Today I stumbled on a plaque on the west side of The Embarcadero. It honors a long forgotten pier that once stood on the other side of the street facing Oakland: the Broadway Wharf.
The plaque reads:
Pony Express Wharf
Nearby was the location of the Broadway Wharf, the wharf extended from Broadway and Davis Streets east to this location. All of the Pony Express mail that was delivered to and from San Francisco used this wharf. The Pony Express ran from April 3, 1860 to November 20, 1861.
The Pony Express mail was carried by either the “River Steamers” of the California Steam Navigation Company that operated between here and Sacramento or the ferry “Oakland” that operated between Oakland and here.
The NoeHill website features several related Pony Express plaques nearby but oddly enough not this one. The SF Chronicle wrote about the Pony Express a couple of years ago and mentioned these plaques in the article.
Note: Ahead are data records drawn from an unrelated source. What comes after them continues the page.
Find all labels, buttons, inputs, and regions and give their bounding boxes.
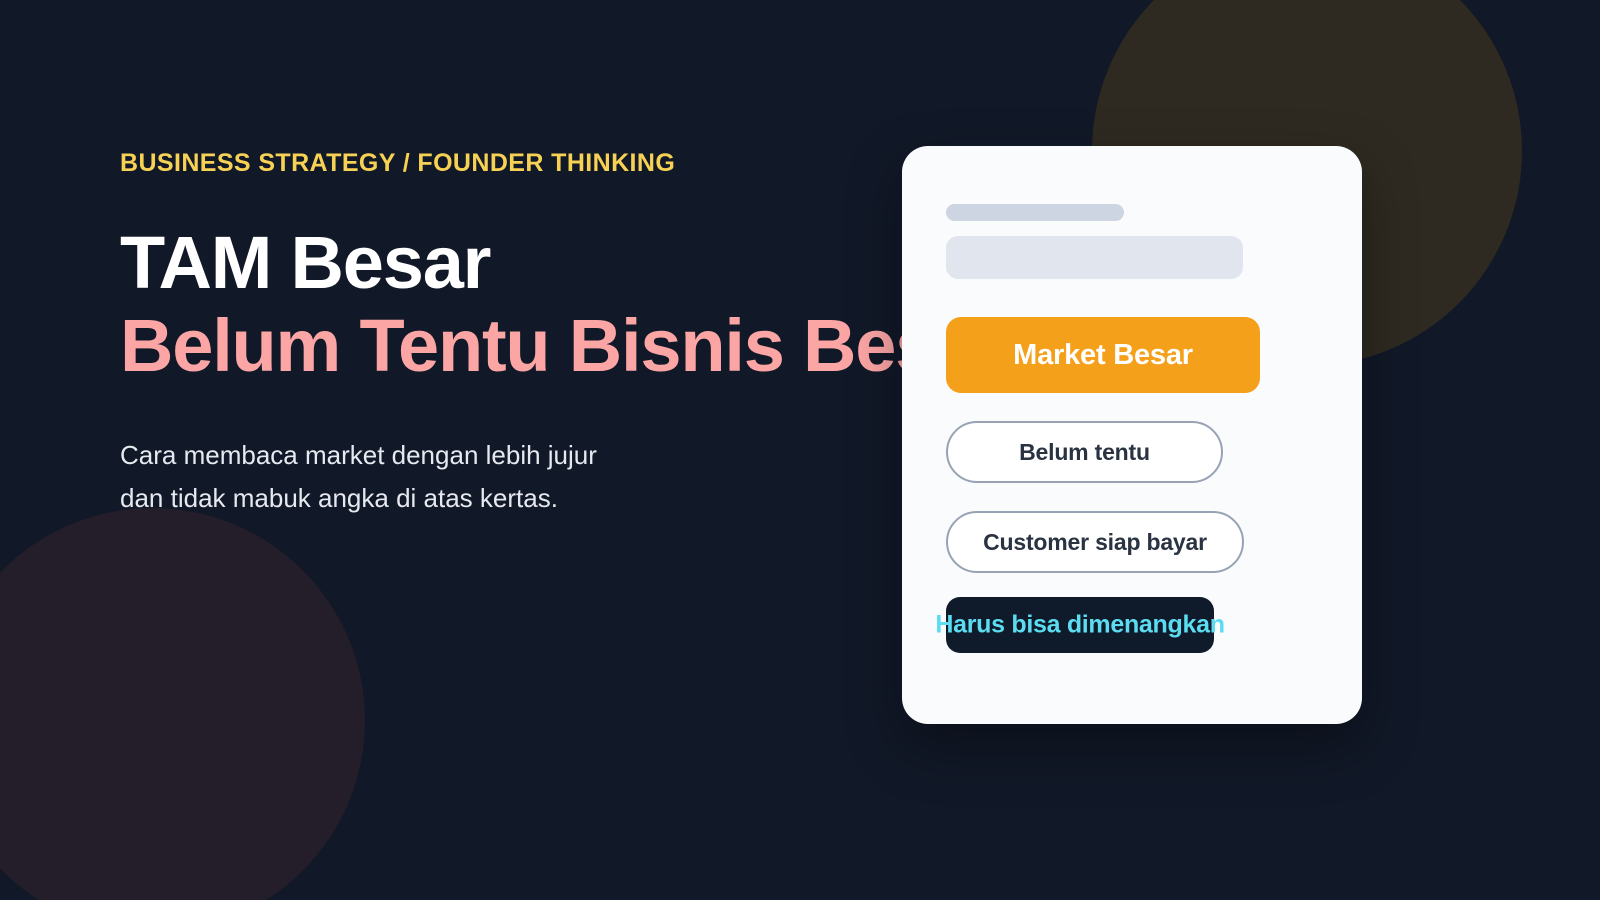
illustration-card: Market Besar Belum tentu Customer siap b… <box>902 146 1362 724</box>
market-besar-button[interactable]: Market Besar <box>946 317 1260 393</box>
hero-subtitle-line-1: Cara membaca market dengan lebih jujur <box>120 434 920 478</box>
hero-headline: TAM Besar Belum Tentu Bisnis Besar <box>120 222 920 388</box>
hero-subtitle: Cara membaca market dengan lebih jujur d… <box>120 434 920 521</box>
decorative-circle-bottom-left <box>0 508 365 900</box>
card-content: Market Besar Belum tentu Customer siap b… <box>946 204 1318 653</box>
harus-bisa-dimenangkan-button[interactable]: Harus bisa dimenangkan <box>946 597 1214 653</box>
hero-headline-line-2: Belum Tentu Bisnis Besar <box>120 305 920 388</box>
skeleton-content-block <box>946 236 1243 279</box>
belum-tentu-button[interactable]: Belum tentu <box>946 421 1223 483</box>
customer-siap-bayar-button[interactable]: Customer siap bayar <box>946 511 1244 573</box>
hero-eyebrow: BUSINESS STRATEGY / FOUNDER THINKING <box>120 148 920 178</box>
hero-subtitle-line-2: dan tidak mabuk angka di atas kertas. <box>120 477 920 521</box>
skeleton-title-bar <box>946 204 1124 221</box>
hero-headline-line-1: TAM Besar <box>120 222 920 305</box>
hero-text-column: BUSINESS STRATEGY / FOUNDER THINKING TAM… <box>120 148 920 521</box>
highlight-pill-label: Harus bisa dimenangkan <box>935 611 1224 640</box>
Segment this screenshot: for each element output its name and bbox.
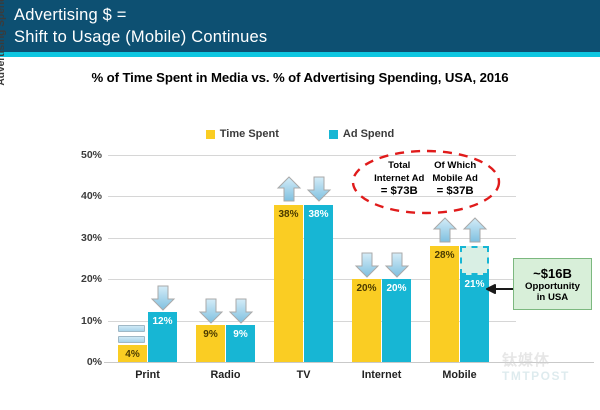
- x-label-internet: Internet: [342, 369, 421, 381]
- header-accent-stripe: [0, 52, 600, 57]
- bar-group-print: 4% 12% Print: [118, 155, 177, 362]
- bar-tv-time-spent: 38%: [274, 205, 303, 362]
- legend-item-time-spent: Time Spent: [206, 128, 279, 140]
- legend-swatch-ad-spend: [329, 130, 338, 139]
- opportunity-band-mobile: [460, 246, 489, 275]
- trend-equal-icon-print-time-spent: [118, 325, 145, 345]
- bar-print-time-spent: 4%: [118, 345, 147, 362]
- watermark-line1: 钛媒体: [502, 352, 594, 369]
- x-label-radio: Radio: [186, 369, 265, 381]
- legend-item-ad-spend: Ad Spend: [329, 128, 394, 140]
- watermark: 钛媒体 TMTPOST: [502, 352, 594, 398]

Both links are worth reading.
I think it’s quite interesting that the Pony Express is so well remembered today despite not lasting very long. It was the first form of cross country express mail, albeit unaffordable for most.
The Pony Express was discontinued a couple years before the US Civil War, and several years before the completion of the Transcontinental Railroad. While it would be tempting to blame these events — or the simple fact that the Pony Express was a financial flop — on its rapid demise, there’s a much simpler explanation. The first electronic telegraph service arrived in San Francisco on the final month of Pony Express service, October 1861.
History repeated itself a century later when hand delivered mail fell out of favor entirely with the emerging technologies of email and text messaging. Who can say what’s next, let alone whether it will warrant its own plaque?